What are the most common mistakes employers make in a disciplinary process?
  • Not investigating the allegations properly

Often employers are found by Employment Tribunals to have investigated only the facts in support of the allegations, not those which support the employee. A fair dismissal needs to be based on a reasonable investigation and if the employer cannot demonstrate that this has taken place then the dismissal will be unfair.

  • Not informing the employee ahead of the disciplinary process what the allegations against them are

The allegations as set out in the letter of invitation to a disciplinary meeting are of crucial importance. It is a principle of natural justice that an individual must be aware of the allegations against them in order to be able to properly defend themselves. Make sure that the allegations in the letter of invitation properly capture, in plain English, what it is they are accused of doing.

  • Not informing the employee that they may be dismissed following the disciplinary meeting

Where an individual may be dismissed following a disciplinary meeting they need to be warned in advance that this is a potential outcome. Informing someone that this is the case means that they cannot argue at a later point that they did not fully understand the seriousness of the matter, or the potential outcome of the disciplinary meeting.

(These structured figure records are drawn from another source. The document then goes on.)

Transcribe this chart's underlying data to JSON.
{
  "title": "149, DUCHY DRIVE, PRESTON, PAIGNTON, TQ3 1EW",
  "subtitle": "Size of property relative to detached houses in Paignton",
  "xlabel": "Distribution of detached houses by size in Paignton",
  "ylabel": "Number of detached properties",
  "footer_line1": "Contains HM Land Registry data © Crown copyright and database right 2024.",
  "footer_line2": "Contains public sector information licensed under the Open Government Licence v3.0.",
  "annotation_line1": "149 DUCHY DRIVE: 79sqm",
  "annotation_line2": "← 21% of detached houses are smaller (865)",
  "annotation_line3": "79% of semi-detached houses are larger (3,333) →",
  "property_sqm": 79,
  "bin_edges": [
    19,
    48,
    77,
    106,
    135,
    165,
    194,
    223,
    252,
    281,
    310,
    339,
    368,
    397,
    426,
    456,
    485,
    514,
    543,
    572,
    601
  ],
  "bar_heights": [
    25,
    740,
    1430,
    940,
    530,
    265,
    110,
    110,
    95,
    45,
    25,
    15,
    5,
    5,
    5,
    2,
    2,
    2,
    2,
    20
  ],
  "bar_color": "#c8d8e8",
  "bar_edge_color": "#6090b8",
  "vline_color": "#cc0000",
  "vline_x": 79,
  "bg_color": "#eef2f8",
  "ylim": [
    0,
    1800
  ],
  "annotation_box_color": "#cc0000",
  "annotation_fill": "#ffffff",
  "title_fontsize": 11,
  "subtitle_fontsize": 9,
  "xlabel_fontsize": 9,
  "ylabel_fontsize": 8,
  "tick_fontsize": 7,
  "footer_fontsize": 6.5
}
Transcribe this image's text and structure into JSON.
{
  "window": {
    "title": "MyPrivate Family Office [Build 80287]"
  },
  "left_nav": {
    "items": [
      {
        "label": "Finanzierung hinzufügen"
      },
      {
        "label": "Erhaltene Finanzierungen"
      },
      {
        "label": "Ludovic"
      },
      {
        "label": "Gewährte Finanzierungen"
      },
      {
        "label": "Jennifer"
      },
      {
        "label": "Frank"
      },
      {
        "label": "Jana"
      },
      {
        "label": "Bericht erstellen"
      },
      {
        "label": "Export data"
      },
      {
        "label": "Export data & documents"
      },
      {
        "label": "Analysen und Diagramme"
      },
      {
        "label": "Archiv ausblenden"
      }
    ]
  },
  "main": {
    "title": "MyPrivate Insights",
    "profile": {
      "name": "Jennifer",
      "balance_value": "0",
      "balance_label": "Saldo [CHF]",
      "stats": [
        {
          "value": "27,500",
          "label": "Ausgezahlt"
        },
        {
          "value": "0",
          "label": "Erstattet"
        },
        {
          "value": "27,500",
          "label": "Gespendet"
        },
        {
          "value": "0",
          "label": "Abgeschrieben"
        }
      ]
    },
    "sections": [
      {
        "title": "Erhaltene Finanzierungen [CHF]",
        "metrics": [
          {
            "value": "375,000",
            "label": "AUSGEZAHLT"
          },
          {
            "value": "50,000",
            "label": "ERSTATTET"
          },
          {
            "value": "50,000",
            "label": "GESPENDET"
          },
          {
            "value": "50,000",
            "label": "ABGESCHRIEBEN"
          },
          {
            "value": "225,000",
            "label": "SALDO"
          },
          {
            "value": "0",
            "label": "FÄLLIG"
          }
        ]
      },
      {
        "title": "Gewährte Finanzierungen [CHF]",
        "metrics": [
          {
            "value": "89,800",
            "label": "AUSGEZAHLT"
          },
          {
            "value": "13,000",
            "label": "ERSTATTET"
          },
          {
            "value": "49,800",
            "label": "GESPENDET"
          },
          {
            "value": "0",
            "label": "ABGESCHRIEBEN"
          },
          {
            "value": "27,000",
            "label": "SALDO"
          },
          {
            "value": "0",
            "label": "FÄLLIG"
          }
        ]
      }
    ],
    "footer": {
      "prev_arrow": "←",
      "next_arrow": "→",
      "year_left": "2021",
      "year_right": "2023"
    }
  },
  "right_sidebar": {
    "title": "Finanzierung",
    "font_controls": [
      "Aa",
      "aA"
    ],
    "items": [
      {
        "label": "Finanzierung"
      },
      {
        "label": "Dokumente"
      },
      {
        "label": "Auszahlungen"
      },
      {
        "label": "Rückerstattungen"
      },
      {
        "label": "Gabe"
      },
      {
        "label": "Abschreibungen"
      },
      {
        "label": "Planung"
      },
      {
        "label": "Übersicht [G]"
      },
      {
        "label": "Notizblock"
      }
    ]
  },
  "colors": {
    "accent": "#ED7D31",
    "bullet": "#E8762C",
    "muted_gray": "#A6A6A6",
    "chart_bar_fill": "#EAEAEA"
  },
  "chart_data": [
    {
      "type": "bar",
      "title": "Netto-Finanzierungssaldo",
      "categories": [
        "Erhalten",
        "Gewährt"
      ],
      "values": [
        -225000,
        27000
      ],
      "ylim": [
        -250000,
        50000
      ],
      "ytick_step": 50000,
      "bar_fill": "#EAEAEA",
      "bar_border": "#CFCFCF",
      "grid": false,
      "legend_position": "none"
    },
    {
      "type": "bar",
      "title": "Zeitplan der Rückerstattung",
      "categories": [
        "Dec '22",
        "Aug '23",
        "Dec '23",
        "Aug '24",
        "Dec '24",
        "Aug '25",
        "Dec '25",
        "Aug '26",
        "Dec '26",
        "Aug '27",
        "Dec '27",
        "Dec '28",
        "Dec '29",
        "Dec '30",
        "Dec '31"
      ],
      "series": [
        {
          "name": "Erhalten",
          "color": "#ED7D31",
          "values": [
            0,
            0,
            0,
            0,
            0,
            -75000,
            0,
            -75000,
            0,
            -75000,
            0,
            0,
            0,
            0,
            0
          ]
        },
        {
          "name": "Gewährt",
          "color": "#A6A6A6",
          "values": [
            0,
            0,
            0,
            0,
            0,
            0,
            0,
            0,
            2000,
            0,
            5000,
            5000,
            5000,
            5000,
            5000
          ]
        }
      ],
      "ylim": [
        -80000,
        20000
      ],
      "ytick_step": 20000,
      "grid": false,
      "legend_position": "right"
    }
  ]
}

  • Inconsistent treatment of employees

Clearly, each case turns on its own facts, and there may be reasons why an employer imposes a lesser disciplinary sanction on a particular employee than it does on another. However, employers need to be very wary of being capable of justifying any differences in treatment. If the decision is not capable of justification then it may give rise to an unfair dismissal claim, and potentially some form of discrimination claim if the individual can show that the difference in treatment can be explained by their protected characteristic.